西洋哲学探究と美学
前回、サルトルの『嘔吐』を読んで虚無主義に陥ったことを話した。
「実存は本質に先立つ」というものを腹の底から理解した時に、本質というもの、真の客観的な善がないのではないだろうか。そんな結論に至った。
西洋哲学の流れ
西洋哲学を学ぶと言ったらギリシャ哲学から入ると思う。その哲学は「この世界はいかようにしてできているのか」という形而上学的な問いが多かったと思う。要は世界の真理、客観性とは何かということだ。代表されるのがイデア論だと思う。
また、倫理学もまた発展した。「人はいかようにして生きるべきか」という考えは2000年経っても必要だ。
だがこれらの哲学的問題に、一種の答えが出たように思う。実際には、私の中でこれ以上納得するもの、根幹が動くものっていうのは生きているうちにないのではないかと思ったものが二つある。
「この世界はいかようにしてできているのか」ということに関しては、「そう存在しているから」という実存主義的な考え方が現代には受け入れられる。
「人はいかようにして生きるべきか」ということに関しては、カントの道徳法則「君の格率が同時に普遍的法則となるように行為せよ」が答えな気がする。
私が虚無主義に陥ったのは、真理だったり客観性だったりどう生きるかという問題に対して、とてもあっさりした答えで西洋哲学が閉じられたことだと思う。まあ閉じたのは私だが。求めてきたものがとてもあっさりと、シンプルに記述されていることが悔しいんだと思う。

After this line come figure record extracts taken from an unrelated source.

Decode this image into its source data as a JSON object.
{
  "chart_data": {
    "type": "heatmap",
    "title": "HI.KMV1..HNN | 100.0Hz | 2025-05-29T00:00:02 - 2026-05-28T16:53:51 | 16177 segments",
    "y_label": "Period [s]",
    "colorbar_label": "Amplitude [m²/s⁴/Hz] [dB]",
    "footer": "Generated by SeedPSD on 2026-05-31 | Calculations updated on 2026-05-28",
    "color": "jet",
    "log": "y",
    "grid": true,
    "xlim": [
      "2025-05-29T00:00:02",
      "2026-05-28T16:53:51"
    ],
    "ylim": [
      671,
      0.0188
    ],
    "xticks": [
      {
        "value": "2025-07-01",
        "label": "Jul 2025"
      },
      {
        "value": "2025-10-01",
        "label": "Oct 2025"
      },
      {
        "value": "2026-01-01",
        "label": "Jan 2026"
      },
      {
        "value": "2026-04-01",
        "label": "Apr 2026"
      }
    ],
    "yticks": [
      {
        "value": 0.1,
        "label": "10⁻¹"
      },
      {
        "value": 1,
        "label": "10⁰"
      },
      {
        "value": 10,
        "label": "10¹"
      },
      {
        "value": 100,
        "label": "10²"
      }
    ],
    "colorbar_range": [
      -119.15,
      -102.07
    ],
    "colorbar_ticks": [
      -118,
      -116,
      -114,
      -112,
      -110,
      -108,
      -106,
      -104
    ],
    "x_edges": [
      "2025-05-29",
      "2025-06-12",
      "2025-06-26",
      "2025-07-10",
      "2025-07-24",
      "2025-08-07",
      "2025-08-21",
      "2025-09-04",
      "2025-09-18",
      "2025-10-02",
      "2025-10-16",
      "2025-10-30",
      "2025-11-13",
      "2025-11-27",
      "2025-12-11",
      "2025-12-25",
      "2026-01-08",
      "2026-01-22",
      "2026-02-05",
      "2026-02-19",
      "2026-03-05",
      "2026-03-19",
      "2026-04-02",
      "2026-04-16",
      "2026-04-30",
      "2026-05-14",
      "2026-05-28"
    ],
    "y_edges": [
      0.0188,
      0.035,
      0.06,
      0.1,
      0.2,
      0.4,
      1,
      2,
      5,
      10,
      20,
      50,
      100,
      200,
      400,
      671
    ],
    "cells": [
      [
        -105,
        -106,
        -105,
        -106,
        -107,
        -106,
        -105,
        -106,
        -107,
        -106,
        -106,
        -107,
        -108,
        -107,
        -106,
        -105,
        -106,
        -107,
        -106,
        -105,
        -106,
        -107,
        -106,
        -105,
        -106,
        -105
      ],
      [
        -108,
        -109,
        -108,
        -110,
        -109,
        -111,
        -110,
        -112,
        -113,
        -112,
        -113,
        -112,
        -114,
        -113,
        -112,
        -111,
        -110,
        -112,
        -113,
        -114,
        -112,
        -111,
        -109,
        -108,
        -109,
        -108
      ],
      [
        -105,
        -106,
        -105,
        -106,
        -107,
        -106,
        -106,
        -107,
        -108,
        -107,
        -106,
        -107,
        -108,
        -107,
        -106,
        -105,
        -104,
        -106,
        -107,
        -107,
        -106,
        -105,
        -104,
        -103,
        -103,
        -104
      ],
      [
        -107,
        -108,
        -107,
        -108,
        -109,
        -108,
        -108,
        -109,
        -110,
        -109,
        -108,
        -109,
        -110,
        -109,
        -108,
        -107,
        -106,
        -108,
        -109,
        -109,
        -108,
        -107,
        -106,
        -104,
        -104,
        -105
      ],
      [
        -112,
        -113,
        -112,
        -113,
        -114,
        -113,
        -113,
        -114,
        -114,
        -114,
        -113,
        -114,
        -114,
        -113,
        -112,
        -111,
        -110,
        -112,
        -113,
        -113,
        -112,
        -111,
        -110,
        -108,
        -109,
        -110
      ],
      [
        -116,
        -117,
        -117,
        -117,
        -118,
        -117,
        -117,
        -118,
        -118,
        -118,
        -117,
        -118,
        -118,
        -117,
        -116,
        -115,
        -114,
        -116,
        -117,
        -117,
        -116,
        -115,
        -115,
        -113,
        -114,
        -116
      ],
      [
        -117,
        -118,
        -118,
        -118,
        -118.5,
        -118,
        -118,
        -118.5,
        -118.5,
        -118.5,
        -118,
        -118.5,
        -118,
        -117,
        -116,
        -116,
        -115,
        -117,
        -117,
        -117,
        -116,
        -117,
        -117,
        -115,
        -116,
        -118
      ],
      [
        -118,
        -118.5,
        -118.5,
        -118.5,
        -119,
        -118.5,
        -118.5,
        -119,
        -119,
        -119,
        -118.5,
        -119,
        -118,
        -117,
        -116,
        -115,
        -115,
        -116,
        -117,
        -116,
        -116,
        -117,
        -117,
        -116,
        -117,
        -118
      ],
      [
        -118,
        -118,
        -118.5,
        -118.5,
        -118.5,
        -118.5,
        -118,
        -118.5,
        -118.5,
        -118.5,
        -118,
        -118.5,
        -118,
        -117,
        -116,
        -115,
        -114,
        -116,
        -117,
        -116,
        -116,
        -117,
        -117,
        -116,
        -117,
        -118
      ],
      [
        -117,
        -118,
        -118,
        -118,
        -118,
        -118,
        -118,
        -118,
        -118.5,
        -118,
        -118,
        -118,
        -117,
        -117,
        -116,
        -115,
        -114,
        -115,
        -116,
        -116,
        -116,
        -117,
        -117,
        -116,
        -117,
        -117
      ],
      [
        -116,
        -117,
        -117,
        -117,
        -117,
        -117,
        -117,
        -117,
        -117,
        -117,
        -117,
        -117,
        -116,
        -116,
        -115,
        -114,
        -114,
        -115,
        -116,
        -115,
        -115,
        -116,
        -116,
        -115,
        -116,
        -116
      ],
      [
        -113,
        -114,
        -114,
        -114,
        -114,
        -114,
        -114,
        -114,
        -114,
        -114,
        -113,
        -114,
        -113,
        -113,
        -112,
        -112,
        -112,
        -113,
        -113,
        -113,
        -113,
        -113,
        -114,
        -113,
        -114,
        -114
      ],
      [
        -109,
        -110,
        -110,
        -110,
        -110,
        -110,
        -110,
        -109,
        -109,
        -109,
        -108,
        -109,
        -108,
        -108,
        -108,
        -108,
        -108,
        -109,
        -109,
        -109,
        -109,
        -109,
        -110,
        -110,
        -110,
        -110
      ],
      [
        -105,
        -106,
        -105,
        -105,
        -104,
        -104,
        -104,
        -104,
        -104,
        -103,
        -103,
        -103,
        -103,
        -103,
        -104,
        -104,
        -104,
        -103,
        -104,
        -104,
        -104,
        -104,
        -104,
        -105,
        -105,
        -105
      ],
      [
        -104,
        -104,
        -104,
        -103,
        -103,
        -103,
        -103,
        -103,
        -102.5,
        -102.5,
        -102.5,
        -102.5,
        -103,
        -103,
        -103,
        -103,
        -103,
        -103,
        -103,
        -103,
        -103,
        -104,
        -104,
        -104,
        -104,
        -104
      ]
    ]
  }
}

何がともあれ「世界はいかようにしてできていて、どのように生きればいいのか」ということに関しては補填的なところを除いて哲学書には当たらないかもしれない。
主観性の哲学
世界がいかようにできているかということ、客観性の哲学に関しては私は限界を感じた。だが、私個人が虚無主義に陥っていることは、客観性の哲学ではなく、もはや個人の哲学のことなのだ。「世界に意味がない」のなら、その世界の中で私はどう生きるかというものはもはや哲学というわけでもなく、美学の領域だと思う。ニーチェのニヒリズムの先の、超人思想ももはや美学の領域だと思う。
美学で生きる
友人とも話したのだが、哲学は生存には必要ない。むしろ絶望して死に至ることもある。だが、それは知の探求を喜びとしている人はせざるを得ないことだ。
そこに生きる意味を見出す哲学家たちはそれでいい。だが私のような中途半端な哲学家には、ここに「生きる意味」を見つけるのは危険な気がする。世界を知った上でどう生きるか。それは哲学とはまったく分離された美学であった方が良さそうだ。
哲学を分離させたのは、あまりにも哲学により過ぎると「私らしさ」が消えそうな気がするからだ。これは哲学の客観性に、自分が飲まれてしまうような感覚があるからだ。哲学的探求をしているとき、自分を対象にしている気がしない。あとはそれこそ、道徳法則や虚無主義を採用してしまうと持つ美学もなくなりそうな気がする。なので美学を考える時にはもうただ何もないところから、自らのセンスで、「どう生きるか」を構築すべきだろう。なんだかんだ、これが「実存は本質に先立つ」を表している気がする。